Entonces detalló lo que el caso requería; y, hay que señalarlo, limitándose a lo necesario, a lo absolutamente indispensable. Algo de ello tenía Shatov. Marie sacó una llave y se la entregó para que abriera su maletín. Como a él le temblaban las manos, tardó más de lo debido en dar con el cerrojo. Marie se puso fuera de sí, pero cuando Arina Prohorovna corrió a él para quitarle la llave, no la dejó mirar dentro del maletín e insistió, con gritos y sollozos pueriles, en que sólo Shatov lo abriese.
Para algunas cosas hubo que acudir a Kirillov. Cuando Shatov se dispuso a bajar, ella al punto lo llamó frenética y sólo se apaciguó cuando Shatov, que volvió a toda prisa de la escalera, le explicó que estaría fuera un instante y nada más y que volvería enseguida con lo necesario.

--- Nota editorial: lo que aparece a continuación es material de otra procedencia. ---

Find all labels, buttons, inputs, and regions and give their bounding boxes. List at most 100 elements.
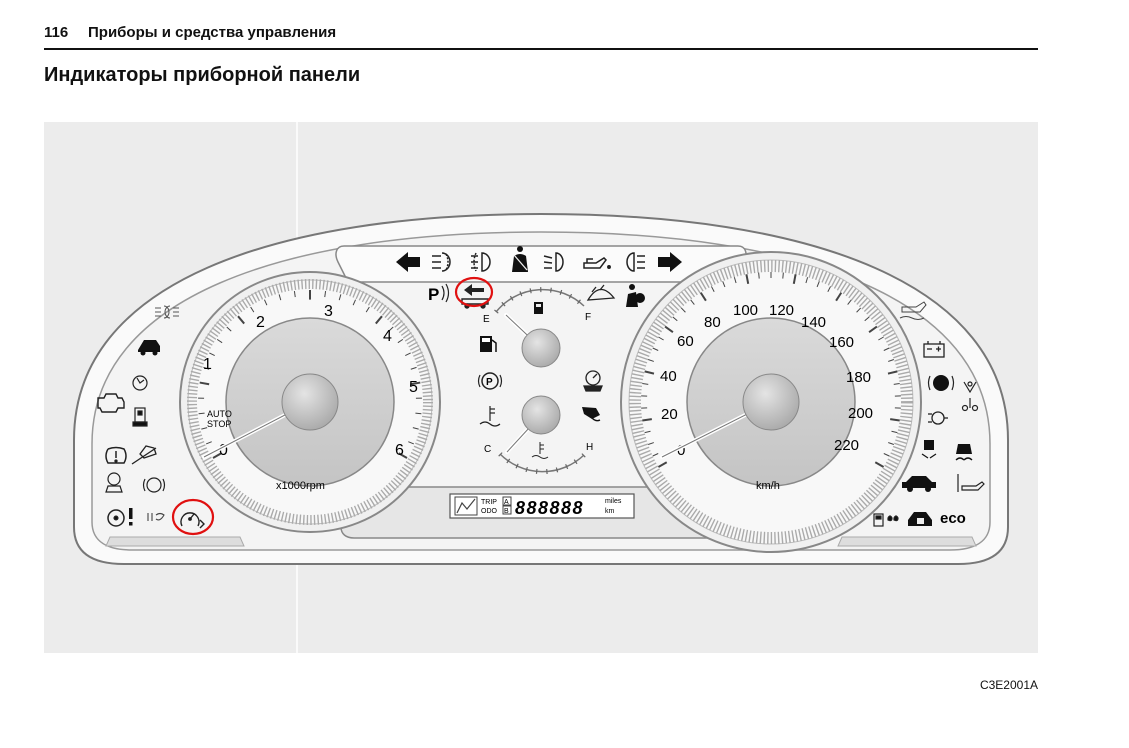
tach-label-4: 4 <box>383 328 392 345</box>
dial-tick <box>805 277 809 284</box>
service-vehicle-soon-icon <box>132 375 148 391</box>
dial-tick <box>410 366 417 370</box>
abs-warning-icon <box>927 375 955 391</box>
parking-lights-icon <box>155 305 179 319</box>
fuel-pump-icon <box>534 302 543 314</box>
auto-stop-label-2: STOP <box>207 419 231 429</box>
speed-hub <box>742 373 800 431</box>
tachometer: 1 2 3 4 5 6 0 AUTO STOP x1000rpm <box>179 271 441 533</box>
speed-label-100: 100 <box>733 302 758 319</box>
tach-hub <box>281 373 339 431</box>
dial-tick <box>408 441 415 445</box>
fuel-gauge: E F <box>483 287 591 368</box>
dial-tick <box>658 336 664 341</box>
dial-tick <box>647 359 654 362</box>
esc-off-icon <box>921 440 937 459</box>
tach-unit-label: x1000rpm <box>276 480 325 492</box>
turn-left-arrow-icon <box>396 252 420 272</box>
dial-tick <box>893 383 900 385</box>
left-shelf <box>105 536 245 547</box>
trip-graph-icon <box>454 496 478 516</box>
dial-tick <box>278 294 282 301</box>
dial-tick <box>198 412 205 415</box>
tach-label-0: 0 <box>219 442 228 459</box>
battery-charge-icon <box>923 341 945 358</box>
engine-oil-life-icon <box>899 301 927 320</box>
brake-warning-exclamation-icon <box>129 508 133 526</box>
dial-tick <box>680 307 686 313</box>
dial-tick <box>856 307 862 313</box>
low-washer-fluid-icon <box>586 284 616 301</box>
brake-pad-wear-icon <box>142 477 166 493</box>
security-icon <box>908 512 932 526</box>
tach-label-5: 5 <box>409 379 418 396</box>
dial-tick <box>690 299 695 305</box>
tachometer-ticks <box>198 290 422 459</box>
dial-tick <box>864 316 870 322</box>
dial-tick <box>835 292 843 302</box>
glow-plug-icon <box>147 512 165 521</box>
figure-code: C3E2001A <box>979 678 1038 692</box>
dial-tick <box>398 452 408 459</box>
auto-stop-label-1: AUTO <box>207 409 232 419</box>
dial-tick <box>710 286 715 293</box>
dial-tick <box>792 274 797 284</box>
dial-tick <box>226 326 232 332</box>
speedometer-ticks <box>641 272 901 468</box>
dial-tick <box>644 430 651 434</box>
top-indicator-strip <box>335 245 747 283</box>
right-shelf <box>837 536 977 547</box>
dial-tick <box>397 338 404 344</box>
turn-right-arrow-icon <box>658 252 682 272</box>
dial-tick <box>827 286 832 293</box>
running-header: 116 Приборы и средства управления <box>44 24 1038 50</box>
dial-tick <box>410 381 421 386</box>
oil-pressure-icon <box>583 257 611 269</box>
dial-tick <box>847 299 852 305</box>
seat-occupancy-icon <box>132 407 148 427</box>
power-steering-icon <box>107 509 125 527</box>
dial-tick <box>878 336 884 341</box>
tire-pressure-icon <box>105 446 127 464</box>
tach-label-1: 1 <box>203 356 212 373</box>
dial-tick <box>365 306 370 313</box>
speed-label-140: 140 <box>801 314 826 331</box>
dial-tick <box>888 359 895 362</box>
section-title: Индикаторы приборной панели <box>44 64 361 86</box>
dial-tick <box>652 347 659 351</box>
dial-tick <box>664 325 674 333</box>
dial-tick <box>263 299 268 306</box>
odo-label: ODO <box>481 508 498 515</box>
top-strip-icons <box>396 246 682 272</box>
dial-tick <box>672 316 678 322</box>
dial-tick <box>816 281 820 288</box>
page-number: 116 <box>44 24 69 41</box>
temp-cold-label: C <box>484 444 491 455</box>
highlight-circle-speed-limiter <box>171 498 215 536</box>
rear-fog-light-icon <box>432 252 451 272</box>
parking-brake-letter: P <box>486 377 493 388</box>
temp-gauge-small-icon <box>531 442 549 459</box>
dial-tick <box>642 418 652 422</box>
dial-tick <box>405 352 411 356</box>
dial-tick <box>293 291 296 298</box>
dial-tick <box>201 427 208 430</box>
eco-mode-indicator: eco <box>940 510 966 527</box>
parking-brake-icon: P <box>477 372 503 390</box>
front-fog-light-icon <box>471 252 491 272</box>
dial-tick <box>338 294 342 301</box>
dial-tick <box>874 461 885 468</box>
speed-label-180: 180 <box>846 369 871 386</box>
trip-label: TRIP <box>481 499 497 506</box>
low-fuel-icon <box>480 336 497 352</box>
dial-tick <box>388 326 394 332</box>
dial-tick <box>699 292 707 302</box>
park-assist-letter: P <box>428 285 439 304</box>
low-beam-icon <box>543 252 564 272</box>
fuel-full-label: F <box>585 312 591 323</box>
dial-tick <box>733 277 737 284</box>
dial-tick <box>890 418 900 422</box>
running-title: Приборы и средства управления <box>88 24 337 41</box>
tach-label-3: 3 <box>324 303 333 320</box>
dial-tick <box>237 315 245 325</box>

—Bueno, señora, es difícil complacerla —dijo riendo Arina Prohorovna—. Un momento le ordena usted estar con la cara a la pared, sin que se atreva a mirarla, y al momento siguiente, si se aleja un instante, se pone usted a llorar. Puede que empiece a figurarme algo. ¡Vamos, no sea tonta y no se ofenda, que lo digo sólo en broma!
—No se atreverá a imaginarse nada.
—Debió haberlo visto corriendo por la calle con la lengua afuera, alborotando a todos los perros y rompiéndome el marco de la ventana, tan enamorado está de usted, que parece un corderito obediente.